The Hazard Mitigation Grant Program (HMGP) is a FEMA grant program created under the Stafford Act that provides funding to States, territories, tribes, and local governments to implement hazard‑mitigation projects after a major disaster declaration. HMGP allocations are tied to the estimated Federal cost of the disaster and are administered under FEMA rules; grants are awarded to project sponsors and subject to FEMA requirements, approved project scopes, and post‑award oversight and audits.
The EO requires DHS/FEMA to: (1) determine within 30 days whether any portion of California’s nearly $3 billion in unspent HMGP awards were made arbitrarily or unlawfully; (2) complete a federal audit within 60 days of the order’s date assessing completion/timeliness, risk‑reduction results, and use of funds; and (3) within 30 days after the audit make administrative determinations and pursue appropriate actions including imposing future grant conditions, pursuing recoupment/recovery where authorized, or deploying oversight/technical assistance. Outcomes could therefore include new grant conditions, oversight, technical assistance, or lawful recoupment/recovery actions, but any recoupment or sanctions must follow applicable statutory and administrative procedures.

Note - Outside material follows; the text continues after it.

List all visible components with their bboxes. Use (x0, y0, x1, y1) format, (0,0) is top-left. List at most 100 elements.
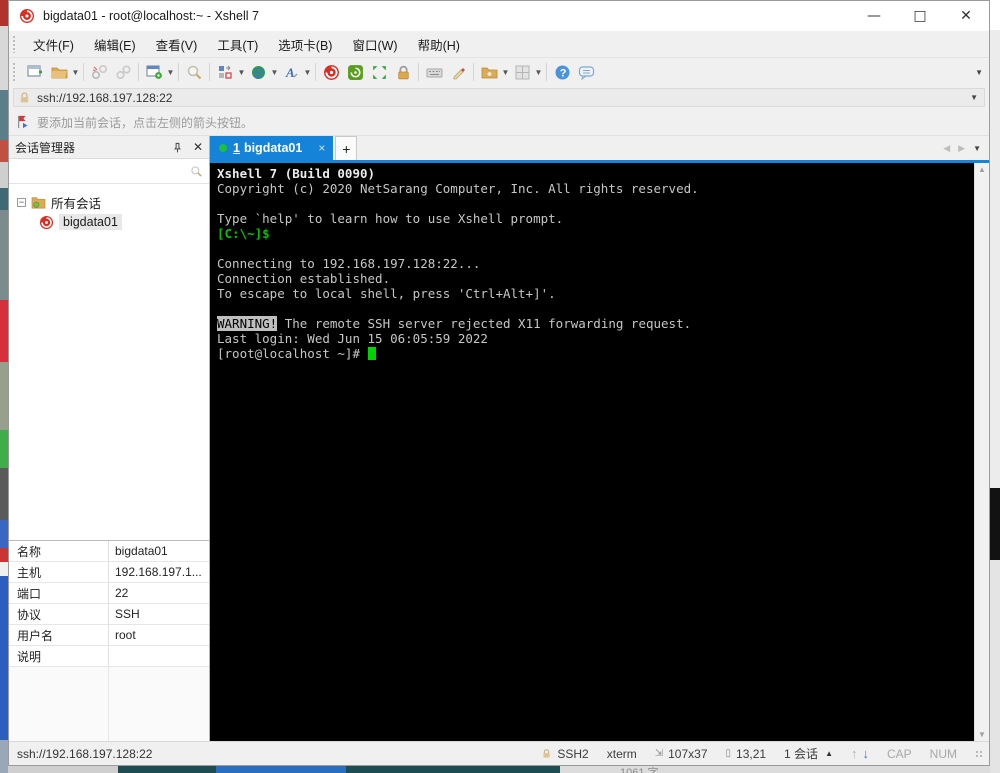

A federal “builder self‑certify to a Federal designee” process would substitute (or sit in for) state/local permit reviews by allowing builders to certify compliance with applicable substantive state and local health and safety standards to a federal designee (an agency official or contractor). In practice agencies would issue implementing regs describing the self‑certification form, eligibility, recordkeeping, verification sampling, and post‑approval inspections; the EO directs agencies to continue reviewing repairs for compliance. Compliance mechanisms would include federal monitoring and audits, on‑site inspections, revocation of federal funding, civil administrative enforcement, and (where authorized) recoupment of federal funds for noncompliance.

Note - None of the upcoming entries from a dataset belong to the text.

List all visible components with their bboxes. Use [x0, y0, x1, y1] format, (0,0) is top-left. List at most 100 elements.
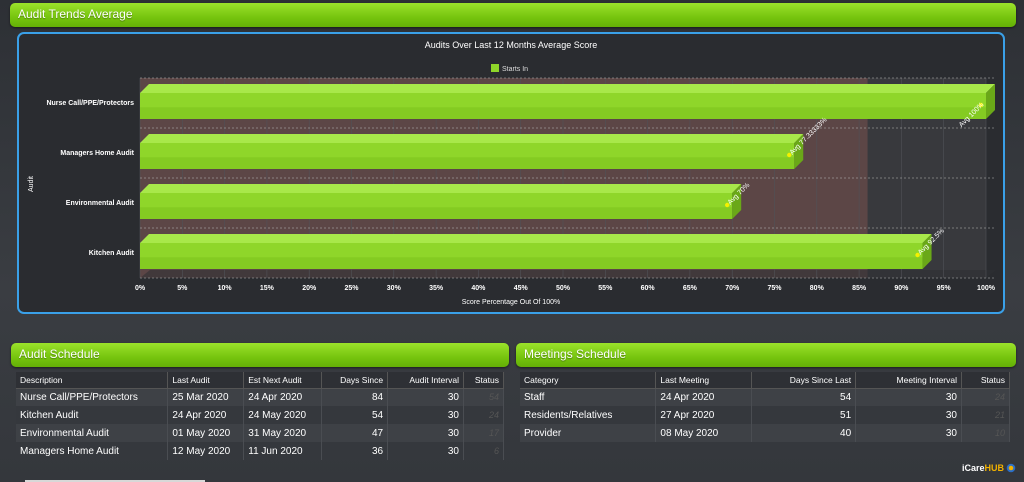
- x-tick-label: 50%: [556, 285, 571, 292]
- bar-shade: [140, 157, 795, 169]
- status-cell: 54: [463, 388, 505, 406]
- table-row[interactable]: Residents/Relatives 27 Apr 2020 51 30 21: [520, 406, 1010, 424]
- meetings-schedule-title: Meetings Schedule: [524, 347, 627, 361]
- logo-text-part1: iCare: [962, 463, 985, 473]
- table-row[interactable]: Provider 08 May 2020 40 30 10: [520, 424, 1010, 442]
- last-meeting-cell: 24 Apr 2020: [655, 388, 753, 406]
- column-header[interactable]: Status: [463, 372, 505, 389]
- days-since-cell: 36: [321, 442, 389, 460]
- status-cell: 10: [961, 424, 1010, 442]
- legend-swatch: [491, 64, 499, 72]
- column-header[interactable]: Category: [520, 372, 657, 389]
- bar-shade: [140, 107, 986, 119]
- table-row[interactable]: Staff 24 Apr 2020 54 30 24: [520, 388, 1010, 406]
- next-audit-cell: 24 May 2020: [243, 406, 323, 424]
- audit-schedule-title: Audit Schedule: [19, 347, 100, 361]
- interval-cell: 30: [387, 442, 464, 460]
- column-header[interactable]: Status: [961, 372, 1010, 389]
- category-cell: Staff: [520, 388, 657, 406]
- table-header-row: Description Last Audit Est Next Audit Da…: [16, 372, 505, 389]
- x-tick-label: 5%: [177, 285, 188, 292]
- days-since-cell: 54: [751, 388, 857, 406]
- bar-top: [140, 184, 742, 193]
- chart-title: Audits Over Last 12 Months Average Score: [425, 40, 597, 50]
- status-cell: 24: [463, 406, 505, 424]
- column-header[interactable]: Audit Interval: [387, 372, 464, 389]
- logo-text-part2: HUB: [984, 463, 1005, 473]
- description-cell: Environmental Audit: [16, 424, 169, 442]
- description-cell: Nurse Call/PPE/Protectors: [16, 388, 169, 406]
- interval-cell: 30: [855, 388, 962, 406]
- x-tick-label: 55%: [598, 285, 613, 292]
- bar-top: [140, 234, 932, 243]
- x-tick-label: 60%: [641, 285, 656, 292]
- icarehub-logo: iCare HUB: [962, 460, 1016, 476]
- description-cell: Managers Home Audit: [16, 442, 169, 460]
- table-row[interactable]: Environmental Audit 01 May 2020 31 May 2…: [16, 424, 505, 442]
- column-header[interactable]: Est Next Audit: [243, 372, 323, 389]
- x-tick-label: 25%: [344, 285, 359, 292]
- x-tick-label: 95%: [937, 285, 952, 292]
- last-audit-cell: 12 May 2020: [167, 442, 245, 460]
- category-cell: Provider: [520, 424, 657, 442]
- interval-cell: 30: [387, 424, 464, 442]
- interval-cell: 30: [387, 388, 464, 406]
- category-cell: Residents/Relatives: [520, 406, 657, 424]
- x-tick-label: 90%: [894, 285, 909, 292]
- column-header[interactable]: Meeting Interval: [855, 372, 962, 389]
- x-tick-label: 20%: [302, 285, 317, 292]
- category-label: Environmental Audit: [66, 200, 135, 207]
- bar-shade: [140, 257, 923, 269]
- interval-cell: 30: [387, 406, 464, 424]
- x-tick-label: 0%: [135, 285, 146, 292]
- bar-shade: [140, 207, 733, 219]
- description-cell: Kitchen Audit: [16, 406, 169, 424]
- days-since-cell: 51: [751, 406, 857, 424]
- y-axis-title: Audit: [28, 176, 35, 192]
- table-header-row: Category Last Meeting Days Since Last Me…: [520, 372, 1010, 389]
- audit-schedule-header: Audit Schedule: [11, 343, 509, 367]
- status-cell: 17: [463, 424, 505, 442]
- category-label: Kitchen Audit: [89, 250, 135, 257]
- bar-top: [140, 134, 804, 143]
- x-tick-label: 70%: [725, 285, 740, 292]
- plot-floor: [140, 270, 996, 278]
- x-tick-label: 10%: [218, 285, 233, 292]
- column-header[interactable]: Last Meeting: [655, 372, 753, 389]
- x-tick-label: 45%: [514, 285, 529, 292]
- status-cell: 21: [961, 406, 1010, 424]
- next-audit-cell: 11 Jun 2020: [243, 442, 323, 460]
- next-audit-cell: 24 Apr 2020: [243, 388, 323, 406]
- table-row[interactable]: Managers Home Audit 12 May 2020 11 Jun 2…: [16, 442, 505, 460]
- last-audit-cell: 25 Mar 2020: [167, 388, 245, 406]
- days-since-cell: 84: [321, 388, 389, 406]
- days-since-cell: 54: [321, 406, 389, 424]
- next-audit-cell: 31 May 2020: [243, 424, 323, 442]
- x-tick-label: 75%: [767, 285, 782, 292]
- last-meeting-cell: 27 Apr 2020: [655, 406, 753, 424]
- status-cell: 24: [961, 388, 1010, 406]
- last-audit-cell: 01 May 2020: [167, 424, 245, 442]
- audit-trends-header: Audit Trends Average: [10, 3, 1016, 27]
- chart-svg: Audits Over Last 12 Months Average Score…: [28, 40, 996, 306]
- interval-cell: 30: [855, 424, 962, 442]
- table-row[interactable]: Kitchen Audit 24 Apr 2020 24 May 2020 54…: [16, 406, 505, 424]
- x-tick-label: 15%: [260, 285, 275, 292]
- x-tick-label: 85%: [852, 285, 867, 292]
- meetings-schedule-header: Meetings Schedule: [516, 343, 1016, 367]
- last-meeting-cell: 08 May 2020: [655, 424, 753, 442]
- x-tick-label: 100%: [977, 285, 996, 292]
- audit-trends-chart: Audits Over Last 12 Months Average Score…: [17, 32, 1005, 314]
- column-header[interactable]: Days Since: [321, 372, 389, 389]
- x-axis-title: Score Percentage Out Of 100%: [462, 299, 560, 306]
- column-header[interactable]: Description: [16, 372, 169, 389]
- x-tick-label: 65%: [683, 285, 698, 292]
- category-label: Nurse Call/PPE/Protectors: [46, 100, 134, 107]
- column-header[interactable]: Days Since Last: [751, 372, 857, 389]
- x-tick-label: 80%: [810, 285, 825, 292]
- last-audit-cell: 24 Apr 2020: [167, 406, 245, 424]
- x-tick-label: 30%: [387, 285, 402, 292]
- column-header[interactable]: Last Audit: [167, 372, 245, 389]
- table-row[interactable]: Nurse Call/PPE/Protectors 25 Mar 2020 24…: [16, 388, 505, 406]
- audit-schedule-table: Description Last Audit Est Next Audit Da…: [16, 372, 505, 460]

The order cites the National Environmental Policy Act (NEPA), the Endangered Species Act (ESA), and the National Historic Preservation Act (NHPA) as authorities to expedite waivers, permits, reviews, or consultations for federally funded rebuilding. Legal limits: none of those statutes permit blanket suspension of required protections; agencies must comply with statutory procedures and consultation requirements except where a statute expressly authorizes otherwise (or where specific emergency statutory authorities allow narrow, time‑limited exceptions). Courts and implementing agencies require that any narrowing or expedited review be lawful, be limited in scope/duration, and meet statutory standards (e.g., ESA consultation requirements and NHPA review obligations).
Possible federal legislative proposals FEMA and SBA could propose include (examples): (1) express statutory preemption authority for specified disaster‑recovery permitting conflicts or a federal permitting backstop for use of federal disaster funds; (2) clearer conditional‑grant rules and expedited federal waiver authority to allow builder self‑certification tied to federal oversight; (3) streamlined, statutory fast‑track procedures for environmental/historic reviews in narrowly defined emergency circumstances; and (4) stronger audit, recoupment, and compliance authorities for HMGP and other FEMA grants. Any proposal would need to respect constitutional limits (preemption/anti‑commandeering/spending‑clause doctrines) and existing environmental laws or provide tailored narrow exceptions.